Down to the last three.
This one is practically a given for a Canadian my age... though simply saying that is likely enough to elicit a tidal wave of denial. Certainly there is a significant segement of the population who is in denial about thier love of The Hip. Okay, that's not fair. What there is is a segment of the population who are either deliberately contrary, or whose taste is significantly out of whack with the popular taste of their countrymen. More power to them.
I've already done quite a discussion of my discovery of the Hip and how it affected my life, so this will be kinda short.
What is it about the Hip that makes them so enduring? Well, I do generally like their music - have since the very first listen. But it's the live experience that elevates them to a level of musical divinity. I've seen them five times in concert. Four of them rank amongst the best concerts I've ever seen. I don't know that it's something that traslates any way except in person.
Foremost in the live Hip experience is Gord Downie's stream of conscious rambling. I could recite word for word long strings of verbal effluvia that have excaped his mouth at concerts I've been to. The most famous example is the so called 'Killer Whale' monologue.

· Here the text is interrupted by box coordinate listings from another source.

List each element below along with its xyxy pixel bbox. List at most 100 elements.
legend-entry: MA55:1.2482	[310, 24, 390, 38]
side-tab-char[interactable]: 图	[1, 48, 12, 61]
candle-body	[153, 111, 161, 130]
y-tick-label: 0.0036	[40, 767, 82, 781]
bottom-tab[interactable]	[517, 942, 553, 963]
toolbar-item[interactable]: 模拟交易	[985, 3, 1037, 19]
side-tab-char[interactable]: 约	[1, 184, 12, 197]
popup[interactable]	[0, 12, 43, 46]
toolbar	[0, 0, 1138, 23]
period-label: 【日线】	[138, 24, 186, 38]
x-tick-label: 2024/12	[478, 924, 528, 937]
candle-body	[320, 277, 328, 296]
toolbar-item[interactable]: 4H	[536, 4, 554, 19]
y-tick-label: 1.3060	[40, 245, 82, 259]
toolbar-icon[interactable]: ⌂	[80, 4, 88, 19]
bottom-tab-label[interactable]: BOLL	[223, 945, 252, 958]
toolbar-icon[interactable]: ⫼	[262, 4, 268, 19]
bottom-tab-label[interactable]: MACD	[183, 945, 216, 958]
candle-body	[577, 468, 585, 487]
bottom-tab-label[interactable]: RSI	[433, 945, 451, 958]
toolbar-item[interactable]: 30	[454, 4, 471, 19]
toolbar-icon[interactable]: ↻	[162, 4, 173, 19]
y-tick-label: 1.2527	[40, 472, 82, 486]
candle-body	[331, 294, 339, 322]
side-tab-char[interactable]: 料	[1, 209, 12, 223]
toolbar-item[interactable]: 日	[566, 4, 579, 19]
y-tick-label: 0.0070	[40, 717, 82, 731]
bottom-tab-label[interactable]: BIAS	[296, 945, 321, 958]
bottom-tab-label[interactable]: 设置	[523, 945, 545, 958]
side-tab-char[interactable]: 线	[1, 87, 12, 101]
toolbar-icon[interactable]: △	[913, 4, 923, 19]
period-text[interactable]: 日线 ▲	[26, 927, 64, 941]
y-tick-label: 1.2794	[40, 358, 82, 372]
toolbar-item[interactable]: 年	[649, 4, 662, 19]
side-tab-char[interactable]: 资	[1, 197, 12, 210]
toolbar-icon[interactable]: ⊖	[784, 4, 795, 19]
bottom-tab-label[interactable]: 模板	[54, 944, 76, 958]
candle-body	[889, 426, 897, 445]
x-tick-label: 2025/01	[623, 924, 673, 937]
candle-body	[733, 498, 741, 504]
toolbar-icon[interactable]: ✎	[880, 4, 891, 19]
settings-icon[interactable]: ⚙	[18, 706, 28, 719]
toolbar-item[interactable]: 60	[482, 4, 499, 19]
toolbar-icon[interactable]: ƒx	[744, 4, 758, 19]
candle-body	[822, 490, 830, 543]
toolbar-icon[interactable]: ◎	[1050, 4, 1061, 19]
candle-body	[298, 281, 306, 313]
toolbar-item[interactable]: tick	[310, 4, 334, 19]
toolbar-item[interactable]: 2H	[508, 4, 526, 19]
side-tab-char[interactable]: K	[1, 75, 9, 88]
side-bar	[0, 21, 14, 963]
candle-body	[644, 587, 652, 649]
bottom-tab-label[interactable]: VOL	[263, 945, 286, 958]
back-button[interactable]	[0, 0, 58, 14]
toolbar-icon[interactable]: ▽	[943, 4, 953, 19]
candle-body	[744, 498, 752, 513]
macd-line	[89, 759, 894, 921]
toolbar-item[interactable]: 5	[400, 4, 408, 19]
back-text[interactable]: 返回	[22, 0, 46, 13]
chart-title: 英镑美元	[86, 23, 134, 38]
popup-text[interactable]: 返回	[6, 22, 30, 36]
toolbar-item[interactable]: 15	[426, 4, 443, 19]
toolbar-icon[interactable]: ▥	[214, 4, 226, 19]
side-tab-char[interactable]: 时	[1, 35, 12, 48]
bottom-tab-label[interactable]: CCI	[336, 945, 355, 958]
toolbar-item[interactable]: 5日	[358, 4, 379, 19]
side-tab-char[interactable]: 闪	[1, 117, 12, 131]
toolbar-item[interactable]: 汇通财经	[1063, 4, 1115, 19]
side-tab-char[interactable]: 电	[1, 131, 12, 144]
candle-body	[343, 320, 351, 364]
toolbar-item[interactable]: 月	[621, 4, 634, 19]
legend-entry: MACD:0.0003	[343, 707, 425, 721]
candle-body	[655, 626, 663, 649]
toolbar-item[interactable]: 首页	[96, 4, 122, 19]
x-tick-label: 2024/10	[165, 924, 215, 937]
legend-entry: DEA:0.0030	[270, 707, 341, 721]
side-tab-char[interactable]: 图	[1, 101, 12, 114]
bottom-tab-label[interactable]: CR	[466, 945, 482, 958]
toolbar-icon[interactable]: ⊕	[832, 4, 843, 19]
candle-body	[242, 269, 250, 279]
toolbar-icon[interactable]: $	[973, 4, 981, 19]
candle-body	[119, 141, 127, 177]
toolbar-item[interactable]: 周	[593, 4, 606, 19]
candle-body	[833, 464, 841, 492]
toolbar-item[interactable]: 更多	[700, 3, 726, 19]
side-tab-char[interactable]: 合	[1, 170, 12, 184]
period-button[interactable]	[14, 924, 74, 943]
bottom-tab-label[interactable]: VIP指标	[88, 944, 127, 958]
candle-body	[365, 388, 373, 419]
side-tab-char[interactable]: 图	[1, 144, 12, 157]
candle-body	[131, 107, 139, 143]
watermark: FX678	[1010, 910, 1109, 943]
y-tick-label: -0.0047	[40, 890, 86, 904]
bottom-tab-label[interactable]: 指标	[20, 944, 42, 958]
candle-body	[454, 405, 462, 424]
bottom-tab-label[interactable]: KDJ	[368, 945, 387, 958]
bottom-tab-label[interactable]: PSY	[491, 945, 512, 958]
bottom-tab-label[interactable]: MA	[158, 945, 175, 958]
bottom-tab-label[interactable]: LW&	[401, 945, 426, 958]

Too bad it wasn't caught on video as well.
There is probably something perverse that bolsters the love of the Hip in that they are 'ours', by which I mean I'm kind of proud they never really broke in the U.S. They're more special as our secret. I've kind of made similar comments in other installments - how there is something less special in a way about the bands that have gone big. This one just happens to be additionally tied up in national pride. There is no doubt that the Tragically Hip's music is inextricably entwined with the Canadian experience. Gord Downie's poetic reference set is unapologetic in it's Canuck affiliation. We love him for it. Some day he ought to be our official poet laureate, not just the populist one.
The last line of Ahead by a Century stands as the single most affect lyric ever for me. I had experienced that feelsing, but never had the words by which to express it. The first time I heard the song, that last line cut me to my soul. I know I'm not the only one. It's that universal, and if there is no other example of genius in Gord Downie, he will always have 'Disappointing you is getting me down.'
On top of it all, I've got an amusing tale about flirting inadvertently with Paul Langois' wife at the Kingston Busker's festival. For the record, it was clear that she thought it was quaint - when I realised who she was with, it became apparent why... not to mention I was practically a kid.